BCCI treasurer Arun Dhumal said they had taken up the matter strongly with the authorities. "BCCI Secretary, Mr Jay Shah, spoke to Cricket Australia Chairman Mr Earl Eddings and expressed his concern over the incidents and both agreed that action needs to be taken against the offenders to send out a strong message that racism and discrimination do not have a place in our great sport and in any walk of society."

Sean Carroll, Cricket Australia's Head of Integrity and Security, said the allegations made by the Indian team would be investigated by the board alongside the police.

"The abuse of cricketers by crowd members is not acceptable," Carroll said. "We thank the Indian team for their vigilance in reporting today's incident, which we are now in the process of investigating.

"While we await the outcome of the investigation by NSW Police, CA has launched its own inquiry into the matter. It is most regrettable that an otherwise excellent Test match contested in tremendous spirit by two friendly rivals has been tarnished by the actions of a small number of spectators over the past two days. As hosts, we once again apologise to the Indian team."

Australia coach Justin Langer addressed the situation after play. "It's upsetting and disappointing," he said. "Anyone who knows me, I've said for years, it's of my greatest pet hates in life that people think they can come to a sporting event, whether it's cricket or any code, and think they can abuse or say whatever they like.
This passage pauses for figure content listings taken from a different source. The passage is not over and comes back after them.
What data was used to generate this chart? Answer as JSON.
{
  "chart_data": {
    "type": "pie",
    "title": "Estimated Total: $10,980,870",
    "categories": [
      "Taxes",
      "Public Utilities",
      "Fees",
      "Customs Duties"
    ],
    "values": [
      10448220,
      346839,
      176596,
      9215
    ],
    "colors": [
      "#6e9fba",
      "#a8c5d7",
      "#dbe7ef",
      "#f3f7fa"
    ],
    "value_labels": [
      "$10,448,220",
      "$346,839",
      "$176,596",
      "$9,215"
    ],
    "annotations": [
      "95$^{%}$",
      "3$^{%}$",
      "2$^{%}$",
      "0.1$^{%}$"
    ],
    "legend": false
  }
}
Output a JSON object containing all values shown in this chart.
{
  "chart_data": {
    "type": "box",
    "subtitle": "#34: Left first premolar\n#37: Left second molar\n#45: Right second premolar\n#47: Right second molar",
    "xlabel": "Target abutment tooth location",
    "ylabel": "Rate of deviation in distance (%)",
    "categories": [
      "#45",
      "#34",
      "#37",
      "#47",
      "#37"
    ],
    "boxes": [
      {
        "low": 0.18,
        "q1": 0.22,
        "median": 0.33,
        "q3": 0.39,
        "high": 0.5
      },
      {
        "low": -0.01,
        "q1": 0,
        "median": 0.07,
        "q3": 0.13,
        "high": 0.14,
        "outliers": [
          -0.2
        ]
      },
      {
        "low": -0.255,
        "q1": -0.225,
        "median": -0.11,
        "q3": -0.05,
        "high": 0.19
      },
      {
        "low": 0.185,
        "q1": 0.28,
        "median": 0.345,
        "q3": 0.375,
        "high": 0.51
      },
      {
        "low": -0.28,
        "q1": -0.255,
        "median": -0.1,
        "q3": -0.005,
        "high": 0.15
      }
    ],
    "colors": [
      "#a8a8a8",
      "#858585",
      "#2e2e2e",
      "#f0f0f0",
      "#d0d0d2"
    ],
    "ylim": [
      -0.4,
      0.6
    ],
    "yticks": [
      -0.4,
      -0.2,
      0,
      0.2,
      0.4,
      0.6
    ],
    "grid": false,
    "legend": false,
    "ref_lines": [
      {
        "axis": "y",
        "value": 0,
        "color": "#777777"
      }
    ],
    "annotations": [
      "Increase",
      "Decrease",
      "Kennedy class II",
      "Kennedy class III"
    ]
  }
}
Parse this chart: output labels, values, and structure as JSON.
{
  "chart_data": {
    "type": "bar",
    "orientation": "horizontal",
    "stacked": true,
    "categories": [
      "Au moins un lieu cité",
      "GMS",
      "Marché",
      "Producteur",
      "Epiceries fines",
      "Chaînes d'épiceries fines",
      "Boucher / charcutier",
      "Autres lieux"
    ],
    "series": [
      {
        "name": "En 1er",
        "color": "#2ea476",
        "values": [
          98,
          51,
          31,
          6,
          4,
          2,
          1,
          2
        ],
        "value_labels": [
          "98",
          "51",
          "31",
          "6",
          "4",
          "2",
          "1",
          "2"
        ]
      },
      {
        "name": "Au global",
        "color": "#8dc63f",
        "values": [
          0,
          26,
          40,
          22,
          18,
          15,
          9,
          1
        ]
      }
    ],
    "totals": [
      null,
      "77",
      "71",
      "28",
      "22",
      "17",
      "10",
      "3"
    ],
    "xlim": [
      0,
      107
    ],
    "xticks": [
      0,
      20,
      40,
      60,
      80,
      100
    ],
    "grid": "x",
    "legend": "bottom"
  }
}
"We've seen it in different parts of the world and it's really sad to see it happen in Australia. Our series so far has been played in such great spirit, it's been incredible cricket, it's a shame to see it getting marred by incidents that we are hearing about today and last night."

The events followed India making officials aware after the third day's play that they believed a group of players, including Siraj and Jasprit Bumrah, were subject to abuse, including racial abuse, from the crowd.

In response to yesterday's initial abuse, Carroll had said in an earlier statement anyone who sought to vilify and/or harass had no place in Australian cricket.

"Cricket Australia condemns in the strongest terms possible all discriminatory behaviour," he said. "If you engage in racist abuse, you are not welcome in Australian cricket."

Kerrie Mather, Venues NSW's chief executive, said CCTV footage was being reviewed to assist the investigation.

"At the SCG, we pride ourselves on welcoming anyone and everyone in a safe and inclusive environment. We are taking this extremely seriously. If those involved are identified, they will be banned from the SCG and all Venues NSW properties under our Act."

ICC chief executive Manu Sawhney said the governing body would provide "full support" to investigations into the matter.

"There is no place for discrimination in our sport and we are incredibly disappointed that a small minority of fans may think that this abhorrent behaviour is acceptable… We welcome the action taken by ground authorities and Cricket Australia today.

"We will provide CA and the relevant authorities with our full support in any ensuing investigation as we will not tolerate any racism in our sport."

Incidents such as these are classified as "inappropriate conduct" in the ICC's anti-discrimination policy. This policy is in effect at all ICC tournaments and tournaments - both international and domestic - conducted by member countries. Under the policy, CA will need to investigate and file a report with the ICC within two weeks from the end of the match.